Nasirabad Division () is an administrative division of Balochistan Province, Pakistan. It is the only Irrigation & Agricultural Division of Balochistan, The division connects Balochistan with Sindh. Nasirabad division created by bifurcation of Sibi division in 1987. Its Divisional headquarters are at Dera Murad Jamali.

Thus division facing many issues including road problems, water irrigation, lacks basic facilities for public, lack of public university and many more issues.

As per the 2017 Census of Pakistan, the division has a population of about 1,661,077.

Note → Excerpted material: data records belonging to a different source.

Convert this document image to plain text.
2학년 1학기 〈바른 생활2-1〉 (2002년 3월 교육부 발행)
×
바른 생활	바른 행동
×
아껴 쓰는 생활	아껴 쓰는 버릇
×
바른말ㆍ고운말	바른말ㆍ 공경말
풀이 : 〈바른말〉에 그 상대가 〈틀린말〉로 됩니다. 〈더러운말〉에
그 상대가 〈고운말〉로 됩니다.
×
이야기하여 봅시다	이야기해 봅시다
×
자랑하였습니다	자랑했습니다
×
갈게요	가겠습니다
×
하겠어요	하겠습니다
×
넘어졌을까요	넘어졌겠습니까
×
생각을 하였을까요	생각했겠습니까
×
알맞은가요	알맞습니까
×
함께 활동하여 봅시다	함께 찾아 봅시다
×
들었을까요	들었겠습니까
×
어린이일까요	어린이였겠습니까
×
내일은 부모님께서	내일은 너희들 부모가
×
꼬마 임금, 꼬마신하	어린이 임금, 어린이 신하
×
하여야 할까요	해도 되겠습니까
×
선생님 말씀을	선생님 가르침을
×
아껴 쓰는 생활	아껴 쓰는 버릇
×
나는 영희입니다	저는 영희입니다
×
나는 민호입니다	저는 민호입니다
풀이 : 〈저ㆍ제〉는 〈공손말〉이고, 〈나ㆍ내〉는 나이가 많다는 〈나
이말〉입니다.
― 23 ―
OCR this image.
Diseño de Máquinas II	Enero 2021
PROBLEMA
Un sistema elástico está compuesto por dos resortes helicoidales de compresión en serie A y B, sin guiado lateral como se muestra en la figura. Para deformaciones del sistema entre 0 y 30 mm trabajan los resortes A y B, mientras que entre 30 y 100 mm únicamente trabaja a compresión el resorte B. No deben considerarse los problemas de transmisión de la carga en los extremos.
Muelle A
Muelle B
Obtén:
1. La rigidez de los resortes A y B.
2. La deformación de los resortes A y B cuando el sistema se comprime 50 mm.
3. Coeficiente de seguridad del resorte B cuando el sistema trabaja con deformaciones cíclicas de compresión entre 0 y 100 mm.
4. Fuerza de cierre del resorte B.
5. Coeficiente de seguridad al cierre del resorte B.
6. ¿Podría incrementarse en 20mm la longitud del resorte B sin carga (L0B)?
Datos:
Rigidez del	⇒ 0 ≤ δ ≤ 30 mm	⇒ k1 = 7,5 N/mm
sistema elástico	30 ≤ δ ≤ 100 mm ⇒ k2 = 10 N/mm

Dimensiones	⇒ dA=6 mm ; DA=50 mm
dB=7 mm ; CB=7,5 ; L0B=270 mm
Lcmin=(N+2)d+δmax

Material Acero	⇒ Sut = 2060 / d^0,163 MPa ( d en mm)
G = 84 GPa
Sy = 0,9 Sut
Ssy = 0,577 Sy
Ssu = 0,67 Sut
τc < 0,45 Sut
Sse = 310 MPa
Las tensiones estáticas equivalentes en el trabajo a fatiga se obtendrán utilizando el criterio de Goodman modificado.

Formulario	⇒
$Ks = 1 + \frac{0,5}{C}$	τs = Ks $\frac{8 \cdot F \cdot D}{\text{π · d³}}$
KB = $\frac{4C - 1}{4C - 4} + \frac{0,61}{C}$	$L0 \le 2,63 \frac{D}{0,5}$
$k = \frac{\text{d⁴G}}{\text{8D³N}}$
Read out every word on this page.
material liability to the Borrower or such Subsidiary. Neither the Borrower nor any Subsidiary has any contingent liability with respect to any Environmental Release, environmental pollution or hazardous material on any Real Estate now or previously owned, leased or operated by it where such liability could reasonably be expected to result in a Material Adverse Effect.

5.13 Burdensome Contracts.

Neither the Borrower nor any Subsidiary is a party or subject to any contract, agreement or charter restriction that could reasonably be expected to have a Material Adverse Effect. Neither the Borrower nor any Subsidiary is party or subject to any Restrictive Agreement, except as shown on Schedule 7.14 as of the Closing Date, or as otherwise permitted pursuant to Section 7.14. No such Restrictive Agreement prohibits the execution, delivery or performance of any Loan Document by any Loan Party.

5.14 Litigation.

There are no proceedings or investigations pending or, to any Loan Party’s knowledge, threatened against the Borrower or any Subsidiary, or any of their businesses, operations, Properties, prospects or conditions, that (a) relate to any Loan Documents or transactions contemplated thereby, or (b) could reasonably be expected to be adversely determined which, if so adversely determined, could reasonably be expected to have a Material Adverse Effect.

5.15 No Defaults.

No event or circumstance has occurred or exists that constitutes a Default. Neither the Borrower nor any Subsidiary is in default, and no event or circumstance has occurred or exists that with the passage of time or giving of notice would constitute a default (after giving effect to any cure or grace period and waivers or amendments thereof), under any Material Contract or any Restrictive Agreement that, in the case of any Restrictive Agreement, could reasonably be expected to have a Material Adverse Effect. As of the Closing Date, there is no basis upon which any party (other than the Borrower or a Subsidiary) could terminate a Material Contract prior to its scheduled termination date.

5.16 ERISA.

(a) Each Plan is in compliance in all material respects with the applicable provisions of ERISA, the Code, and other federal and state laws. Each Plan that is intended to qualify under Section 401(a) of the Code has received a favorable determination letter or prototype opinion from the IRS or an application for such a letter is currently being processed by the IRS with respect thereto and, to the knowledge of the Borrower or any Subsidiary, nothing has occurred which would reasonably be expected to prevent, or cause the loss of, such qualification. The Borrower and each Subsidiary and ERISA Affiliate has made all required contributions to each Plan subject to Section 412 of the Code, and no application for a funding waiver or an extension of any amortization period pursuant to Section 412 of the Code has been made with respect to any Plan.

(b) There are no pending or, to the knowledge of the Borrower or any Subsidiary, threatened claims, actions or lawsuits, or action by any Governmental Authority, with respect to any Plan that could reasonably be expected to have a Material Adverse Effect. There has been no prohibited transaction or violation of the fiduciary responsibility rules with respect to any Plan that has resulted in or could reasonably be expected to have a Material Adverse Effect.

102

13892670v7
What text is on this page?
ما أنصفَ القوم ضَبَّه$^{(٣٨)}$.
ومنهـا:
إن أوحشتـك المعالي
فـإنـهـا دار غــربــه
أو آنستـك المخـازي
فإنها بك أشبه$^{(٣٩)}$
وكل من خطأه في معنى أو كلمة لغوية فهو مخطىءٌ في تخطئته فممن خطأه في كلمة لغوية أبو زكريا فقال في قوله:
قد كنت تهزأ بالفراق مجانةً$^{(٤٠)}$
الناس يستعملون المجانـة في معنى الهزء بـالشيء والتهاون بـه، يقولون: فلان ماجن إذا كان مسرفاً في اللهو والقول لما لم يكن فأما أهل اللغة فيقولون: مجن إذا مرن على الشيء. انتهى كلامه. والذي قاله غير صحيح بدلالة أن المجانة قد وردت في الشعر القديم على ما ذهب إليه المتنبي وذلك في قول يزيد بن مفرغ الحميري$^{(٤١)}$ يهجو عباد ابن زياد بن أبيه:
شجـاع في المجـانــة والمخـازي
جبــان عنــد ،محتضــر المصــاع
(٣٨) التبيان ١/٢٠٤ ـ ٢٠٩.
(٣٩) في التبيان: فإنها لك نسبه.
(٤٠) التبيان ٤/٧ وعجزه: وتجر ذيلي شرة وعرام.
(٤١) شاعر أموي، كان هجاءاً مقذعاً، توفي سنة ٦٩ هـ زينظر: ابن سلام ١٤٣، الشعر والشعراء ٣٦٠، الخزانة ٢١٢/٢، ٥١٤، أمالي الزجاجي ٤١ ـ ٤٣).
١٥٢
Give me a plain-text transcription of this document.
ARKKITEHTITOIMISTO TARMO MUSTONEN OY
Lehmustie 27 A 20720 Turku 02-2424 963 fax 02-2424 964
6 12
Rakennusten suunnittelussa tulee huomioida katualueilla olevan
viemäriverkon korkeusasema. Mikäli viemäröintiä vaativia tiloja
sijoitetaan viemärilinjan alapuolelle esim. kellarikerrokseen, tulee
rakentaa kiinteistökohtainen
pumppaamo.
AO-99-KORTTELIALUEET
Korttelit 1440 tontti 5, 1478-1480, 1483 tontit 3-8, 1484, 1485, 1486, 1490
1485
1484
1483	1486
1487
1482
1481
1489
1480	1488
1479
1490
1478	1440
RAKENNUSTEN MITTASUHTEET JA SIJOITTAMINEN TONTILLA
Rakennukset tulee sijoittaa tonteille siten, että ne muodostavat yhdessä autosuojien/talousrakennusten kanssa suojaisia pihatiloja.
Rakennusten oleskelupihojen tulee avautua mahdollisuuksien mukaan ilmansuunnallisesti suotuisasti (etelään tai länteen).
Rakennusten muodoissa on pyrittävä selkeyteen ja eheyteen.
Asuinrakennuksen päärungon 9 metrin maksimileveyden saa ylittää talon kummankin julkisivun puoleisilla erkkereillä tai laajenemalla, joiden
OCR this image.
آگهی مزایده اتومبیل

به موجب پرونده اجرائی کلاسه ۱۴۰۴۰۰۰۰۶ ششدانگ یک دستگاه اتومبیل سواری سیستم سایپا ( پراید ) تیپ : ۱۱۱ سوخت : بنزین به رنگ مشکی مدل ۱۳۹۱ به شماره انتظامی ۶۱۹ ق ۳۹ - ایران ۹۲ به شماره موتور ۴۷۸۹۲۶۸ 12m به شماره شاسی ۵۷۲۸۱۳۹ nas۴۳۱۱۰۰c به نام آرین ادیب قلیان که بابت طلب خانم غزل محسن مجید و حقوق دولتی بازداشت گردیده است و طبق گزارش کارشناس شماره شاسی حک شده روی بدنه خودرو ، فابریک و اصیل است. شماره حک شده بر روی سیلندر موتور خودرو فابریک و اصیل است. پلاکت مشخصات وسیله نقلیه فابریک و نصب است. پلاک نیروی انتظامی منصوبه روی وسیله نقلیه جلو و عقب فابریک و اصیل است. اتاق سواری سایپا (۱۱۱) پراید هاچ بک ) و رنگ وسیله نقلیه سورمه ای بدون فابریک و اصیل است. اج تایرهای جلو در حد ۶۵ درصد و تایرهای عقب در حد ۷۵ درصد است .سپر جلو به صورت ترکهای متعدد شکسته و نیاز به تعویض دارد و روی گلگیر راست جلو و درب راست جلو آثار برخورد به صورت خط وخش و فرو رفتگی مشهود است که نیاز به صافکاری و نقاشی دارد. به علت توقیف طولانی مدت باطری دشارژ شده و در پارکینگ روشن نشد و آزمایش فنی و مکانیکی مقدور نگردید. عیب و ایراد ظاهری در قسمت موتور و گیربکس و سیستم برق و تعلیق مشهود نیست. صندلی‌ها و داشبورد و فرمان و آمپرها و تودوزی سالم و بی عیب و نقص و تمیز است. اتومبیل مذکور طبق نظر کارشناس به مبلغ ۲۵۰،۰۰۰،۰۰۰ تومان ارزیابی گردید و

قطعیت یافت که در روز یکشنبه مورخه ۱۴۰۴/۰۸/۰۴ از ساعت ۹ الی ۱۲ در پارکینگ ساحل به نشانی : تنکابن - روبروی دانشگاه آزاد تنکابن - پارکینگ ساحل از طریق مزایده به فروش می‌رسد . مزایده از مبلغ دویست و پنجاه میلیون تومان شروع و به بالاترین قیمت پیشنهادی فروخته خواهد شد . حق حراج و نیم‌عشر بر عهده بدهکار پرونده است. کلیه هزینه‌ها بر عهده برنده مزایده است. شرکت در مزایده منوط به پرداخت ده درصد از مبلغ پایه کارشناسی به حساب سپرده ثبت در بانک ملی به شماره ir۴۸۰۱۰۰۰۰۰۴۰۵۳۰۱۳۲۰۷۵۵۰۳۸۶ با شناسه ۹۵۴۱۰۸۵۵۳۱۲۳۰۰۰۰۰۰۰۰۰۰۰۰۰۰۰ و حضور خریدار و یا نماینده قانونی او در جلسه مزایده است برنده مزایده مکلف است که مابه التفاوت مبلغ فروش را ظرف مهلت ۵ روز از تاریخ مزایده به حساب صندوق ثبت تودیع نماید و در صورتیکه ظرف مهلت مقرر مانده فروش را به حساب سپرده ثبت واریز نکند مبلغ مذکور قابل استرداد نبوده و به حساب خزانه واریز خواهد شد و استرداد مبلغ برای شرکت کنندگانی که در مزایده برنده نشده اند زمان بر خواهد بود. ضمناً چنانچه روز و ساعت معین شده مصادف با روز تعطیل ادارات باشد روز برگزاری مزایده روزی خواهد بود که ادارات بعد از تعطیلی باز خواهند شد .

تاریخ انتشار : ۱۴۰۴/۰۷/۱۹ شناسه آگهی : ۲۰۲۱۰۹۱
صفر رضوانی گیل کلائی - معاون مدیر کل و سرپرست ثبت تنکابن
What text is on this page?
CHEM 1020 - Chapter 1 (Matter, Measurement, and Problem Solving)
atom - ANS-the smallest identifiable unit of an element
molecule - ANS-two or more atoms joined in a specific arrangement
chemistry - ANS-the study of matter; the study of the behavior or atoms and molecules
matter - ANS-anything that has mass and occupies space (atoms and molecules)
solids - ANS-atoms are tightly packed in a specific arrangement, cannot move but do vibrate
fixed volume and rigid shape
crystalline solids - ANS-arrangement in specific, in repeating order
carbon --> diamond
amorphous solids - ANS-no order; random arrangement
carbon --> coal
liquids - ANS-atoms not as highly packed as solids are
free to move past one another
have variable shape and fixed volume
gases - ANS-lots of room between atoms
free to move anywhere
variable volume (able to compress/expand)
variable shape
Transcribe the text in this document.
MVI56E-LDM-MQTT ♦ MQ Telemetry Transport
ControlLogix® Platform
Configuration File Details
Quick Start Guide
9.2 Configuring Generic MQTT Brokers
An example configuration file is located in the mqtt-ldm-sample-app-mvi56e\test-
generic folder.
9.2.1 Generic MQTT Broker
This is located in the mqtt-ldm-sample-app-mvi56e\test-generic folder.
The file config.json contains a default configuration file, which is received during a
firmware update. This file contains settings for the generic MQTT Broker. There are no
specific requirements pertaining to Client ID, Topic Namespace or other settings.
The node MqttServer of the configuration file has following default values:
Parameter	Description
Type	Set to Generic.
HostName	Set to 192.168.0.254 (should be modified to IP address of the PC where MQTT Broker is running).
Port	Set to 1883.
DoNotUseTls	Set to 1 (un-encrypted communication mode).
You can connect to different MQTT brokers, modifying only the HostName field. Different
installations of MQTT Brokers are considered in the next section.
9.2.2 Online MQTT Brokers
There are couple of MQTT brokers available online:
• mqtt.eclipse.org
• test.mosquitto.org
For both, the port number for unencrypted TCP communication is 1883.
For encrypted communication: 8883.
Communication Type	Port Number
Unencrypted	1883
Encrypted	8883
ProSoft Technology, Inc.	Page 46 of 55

Cities of Naseerabad Division:

 Usta Muhammad
 Dera Murad Jamali (Tipull)
 Dera Allah Yar (Jhatpat)
 Gandawah
 Sohbatpur
 Dhadhar
 Gandakha
 Bakhtiarabad (Bellpat)
 Kolpur
 Machh, Bolan

Districts 
Naseerabad Division contains following Districts:

 Kachhi District
 Jaffarabad District
 Jhal Magsi District
 Nasirabad District
 Sohbatpur District
 Usta Muhammad District

Demographics 
According to 2017 census, Nasirabad division had a population of 1,661,077, which includes 858,420 males and 802,584 females. 
Nasirabad division constitutes  1,643,567 Muslims, 15,016 Hindus, 671 Christians followed by 849 scheduled castes and 974 others.